Celtics

Isaiah Thomas et le money-time, épisode 13548 : le lutin a planté 17 points dans le dernier quart !

Another day at the office, comme le disent nos amis Outre-Atlantique ! Hier soir, Boston a pu écarter Charlotte a la maison et le dernier quart a encore servi de cours de récréation pour Isaiah Thomas.

Il va bientôt falloir penser à faire des tests avec le meneur des Celtics, quand on voit ses récentes performances en toute fin de match. Car plus les jours passent, plus on en vient à se demander si son sang ne serait pas de la pure glace venue des montagnes les plus légendaires. Dernièrement, on l’avait vu torcher Atlanta au finish, Washington en prenant feu devant Floyd Mayweather, New Orleans dans tous les registres, Utah sans perdre quasiment un ballon et Miami en plantant son record de points en carrière. Cette fois ? Pour le Martin Luther King Day, IT a fait péter les Hornets avec l’aide de ses coéquipiers, et lorsqu’une tentative de comeback a été effectuée, les Celtics ont su à qui filer la gonfle. Encore un énorme money-time de la part du numéro 4 qui a fait du TD Garden sa salle de jeu personnelle, encore un adversaire qui doit rendre ses armes malgré tous les efforts donnés dans la bataille. Et de la même manière que Russell Westbrook et James Harden banalisent le triple-double, Isaiah est en train de faire passer des derniers quarts à 15 points pour une broutille. Ce sont 17 pions qui ont été envoyés sur les défenseurs de Steve Clifford hier soir dans les douze dernières minutes, à coup de bombes plantés à distance et pull-up derrière un écran bien géré. Bien trop en confiance en ce moment, Thomas a fait le job.
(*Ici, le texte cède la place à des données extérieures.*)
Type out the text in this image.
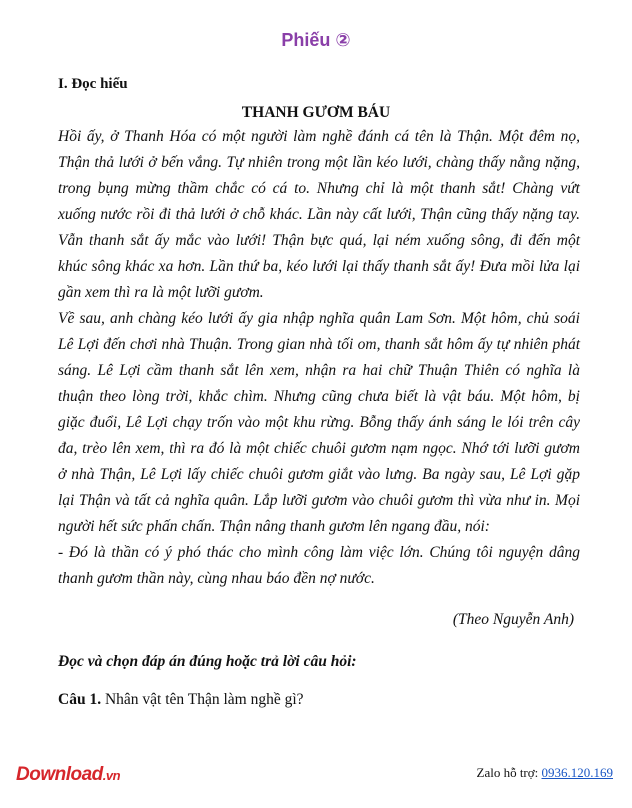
Phiếu ②
I. Đọc hiểu
THANH GƯƠM BÁU
Hồi ấy, ở Thanh Hóa có một người làm nghề đánh cá tên là Thận. Một đêm nọ,
Thận thả lưới ở bến vắng. Tự nhiên trong một lần kéo lưới, chàng thấy nằng nặng,
trong bụng mừng thầm chắc có cá to. Nhưng chỉ là một thanh sắt! Chàng vứt
xuống nước rồi đi thả lưới ở chỗ khác. Lần này cất lưới, Thận cũng thấy nặng tay.
Vẫn thanh sắt ấy mắc vào lưới! Thận bực quá, lại ném xuống sông, đi đến một
khúc sông khác xa hơn. Lần thứ ba, kéo lưới lại thấy thanh sắt ấy! Đưa mồi lửa lại
gần xem thì ra là một lưỡi gươm.
Về sau, anh chàng kéo lưới ấy gia nhập nghĩa quân Lam Sơn. Một hôm, chủ soái
Lê Lợi đến chơi nhà Thuận. Trong gian nhà tối om, thanh sắt hôm ấy tự nhiên phát
sáng. Lê Lợi cầm thanh sắt lên xem, nhận ra hai chữ Thuận Thiên có nghĩa là
thuận theo lòng trời, khắc chìm. Nhưng cũng chưa biết là vật báu. Một hôm, bị
giặc đuổi, Lê Lợi chạy trốn vào một khu rừng. Bỗng thấy ánh sáng le lói trên cây
đa, trèo lên xem, thì ra đó là một chiếc chuôi gươm nạm ngọc. Nhớ tới lưỡi gươm
ở nhà Thận, Lê Lợi lấy chiếc chuôi gươm giắt vào lưng. Ba ngày sau, Lê Lợi gặp
lại Thận và tất cả nghĩa quân. Lắp lưỡi gươm vào chuôi gươm thì vừa như in. Mọi
người hết sức phấn chấn. Thận nâng thanh gươm lên ngang đầu, nói:
- Đó là thần có ý phó thác cho mình công làm việc lớn. Chúng tôi nguyện dâng
thanh gươm thần này, cùng nhau báo đền nợ nước.
(Theo Nguyễn Anh)
Đọc và chọn đáp án đúng hoặc trả lời câu hỏi:
Câu 1. Nhân vật tên Thận làm nghề gì?
Download.vn	Zalo hỗ trợ: 0936.120.169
Boston n’a d’ailleurs pas trop eu à transpirer dans cette rencontre, malgré la bonne opposition adverse. En remportant chaque quart-temps sans véritablement prendre une large distance au score, les hommes de Brad Stevens ont pu compter sur un Al Horford en grande forme et le nouvel apport précieux de Kelly Olynyk en sortie de banc, tout comme la polyvalence quotidienne de Jae Crowder. C’est d’ailleurs la défense de la ligne arrière et de Marcus Smart bras-dessus bras-dessous avec Avery Bradley qui a pu permettre aux hommes verts de démarrer leur semaine convenablement, le duo Batum-Walker ralentissant clairement leur production et surtout le second en deuxième mi-temps malgré une première période assez offensive. Pendant qu’en face, pauvre Ramon Sessions. Pauvre Spencer Hawes, pauvre Marvin Williams, pauvres défenseurs obligés de devoir suivre une mouche qui se baladait à domicile. En ce moment, il est difficile voire impossible de tenir Isaiah Thomas. Son aisance dans le jeu, le niveau de responsabilités qui lui est donné et le boost que le public lui donne sont autant d’éléments qui lui permettent d’enchaîner ces performances surréalistes. Cependant, il faudra tenir le rythme, car la fin du mois devra être gérée sans trembler.

Avec 35 points au total dont près de la moitié dans le dernier quart, une dernière flèche dans le corner qui anéantissait les espoirs de Charlotte tout en validant un nouveau succès pour les siens, Isaiah Thomas a rappelé qu’il était le patron dans le money-time et que sa place pour le All-Star Game ne devait apparaître dans aucun débat.